Vermag dein Geist, beredt und schneidig,
Die Herzen milder und geschmeidig
Zu machen, daß erspart uns bleibt des Krieges Spiel,
Will hundert Widder ich dir opfern; das ist viel
Für einen Bürger des Parnasses.
Für heut nimm meines Weihrauchfasses
Bescheidne Gabe gnädig an;
Nimm meine heißen Wünsche dann
Und dies Gedicht, daß hier ich dir zu Füßen lege.
Sein Gegenstand paßt wohl für dich, mehr sag' ich nicht;
Das Lob, das selbst die nimmer träge
Zunge des Neids dir nicht abspricht –
Du willst nicht, das man es erwäge.

In Athen, dessen Volk gar leicht und eitel war,
Bestieg ein Redner einst die Bühne; in Gefahr
Sah er das Vaterland, und in die Herzen dringen
Wollt' er, durch die Gewalt der Rede sie bezwingen;
Fürs allgemeine Wohl bot alle Kraft er auf.
Man hört' ihn nicht. Da griff der Sprecher im Verlauf
Der Rede zu den stärksten Mitteln,
Die selbst den trägsten Geist vermögen aufzurütteln:
Er donnert, was er kann, er weckt die Toten auf –
Alles nur in den Wind, und niemand achtet drauf.
Es ward 'mal heut und an dem Orte
Das tausendköpf'ge Tier zu keinem Ernst gebracht:
Rings sah'n sich alle um; er merkt, sie gaben acht
Auf Kinderprügelei'n und nicht auf seine Worte.
Was tat der Redner? Er versucht's auf andre Art:
» Ceres« so fing er an »macht' einstmals eine Fahrt
Mit Aal und Schwalbe.

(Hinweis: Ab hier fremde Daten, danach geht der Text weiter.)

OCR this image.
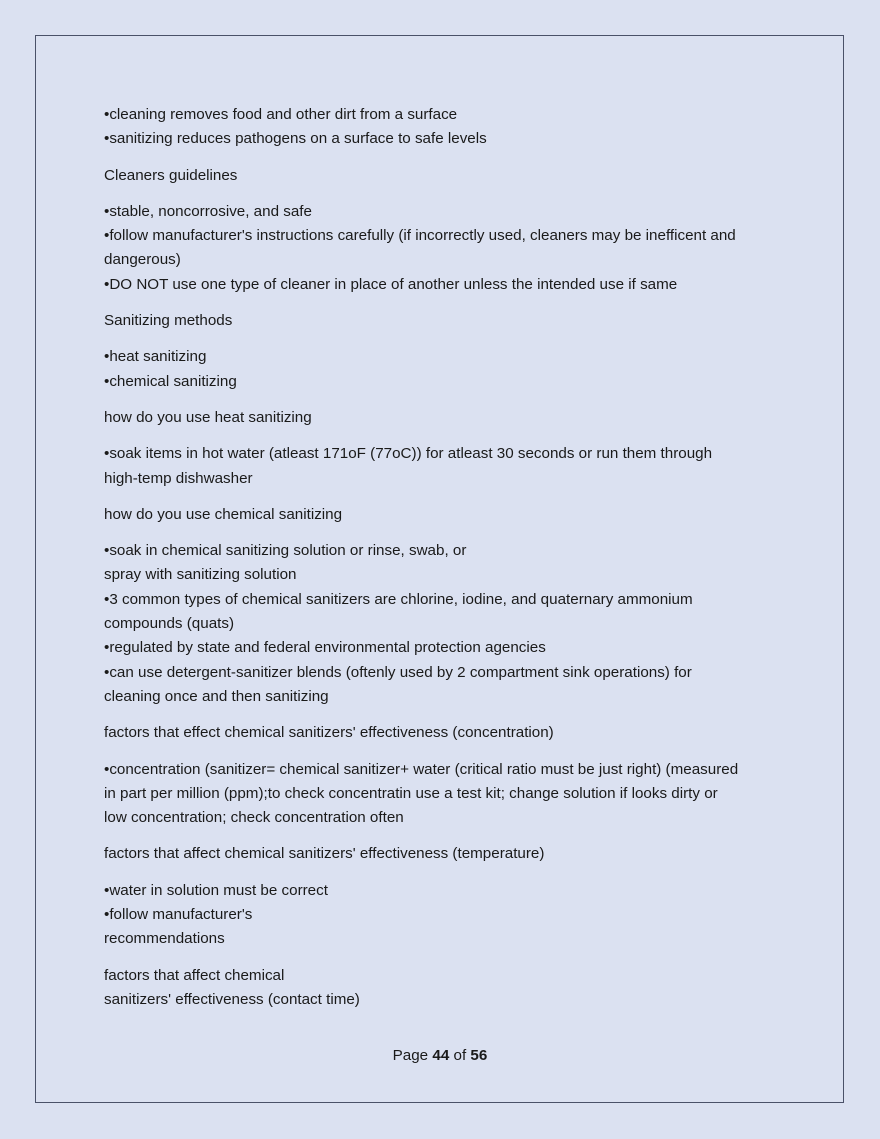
•cleaning removes food and other dirt from a surface
•sanitizing reduces pathogens on a surface to safe levels
Cleaners guidelines
•stable, noncorrosive, and safe
•follow manufacturer's instructions carefully (if incorrectly used, cleaners may be inefficent and
dangerous)
•DO NOT use one type of cleaner in place of another unless the intended use if same
Sanitizing methods
•heat sanitizing
•chemical sanitizing
how do you use heat sanitizing
•soak items in hot water (atleast 171oF (77oC)) for atleast 30 seconds or run them through
high-temp dishwasher
how do you use chemical sanitizing
•soak in chemical sanitizing solution or rinse, swab, or
spray with sanitizing solution
•3 common types of chemical sanitizers are chlorine, iodine, and quaternary ammonium
compounds (quats)
•regulated by state and federal environmental protection agencies
•can use detergent-sanitizer blends (oftenly used by 2 compartment sink operations) for
cleaning once and then sanitizing
factors that effect chemical sanitizers' effectiveness (concentration)
•concentration (sanitizer= chemical sanitizer+ water (critical ratio must be just right) (measured
in part per million (ppm);to check concentratin use a test kit; change solution if looks dirty or
low concentration; check concentration often
factors that affect chemical sanitizers' effectiveness (temperature)
•water in solution must be correct
•follow manufacturer's
recommendations
factors that affect chemical
sanitizers' effectiveness (contact time)
Page 44 of 56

Auf der Reise
Hielt sie ein Wasser auf; der Aal, kundig genug
Des Schwimmens, und die Schwalb' im Flug
Kamen bald drüber weg.« Sogleich einstimmig frug
Das Volk: »Was tat Ceres?« Erwidernd drauf der Weise.
»Was Ceres tat? Es wallt' ihr Blut
Auf gegen euch in Zorn und Wut.
Wie, Kinderfabeln sind's? wonach ihr Volk nur trachtet?
Und die Gefahr, in der es schmachtet,
Kümmert den Leichtsinn nicht und seinen Übermut!
Warum fragt ihr denn nicht, was König Philipp tut?«
Das durch das Gleichnis schnell erwachte
Und zur Besinnung bald gebrachte
Volk hatte nun des Redners acht.
Ein Stückchen Fabel hat's gemacht.

Athener sind wir all' in diesem Punkt. Nicht lügen
Will ich: Hätt' einer mir, als ich dies niederschrieb,
Die » Eselshaut« erzählt, ich blieb
Wohl selber stecken vor Vergnügen.
Man sagt, die Welt ist alt. Ich glaub' es; doch gewinnt
Nur, wer sie unterhält, als wäre sie ein Kind.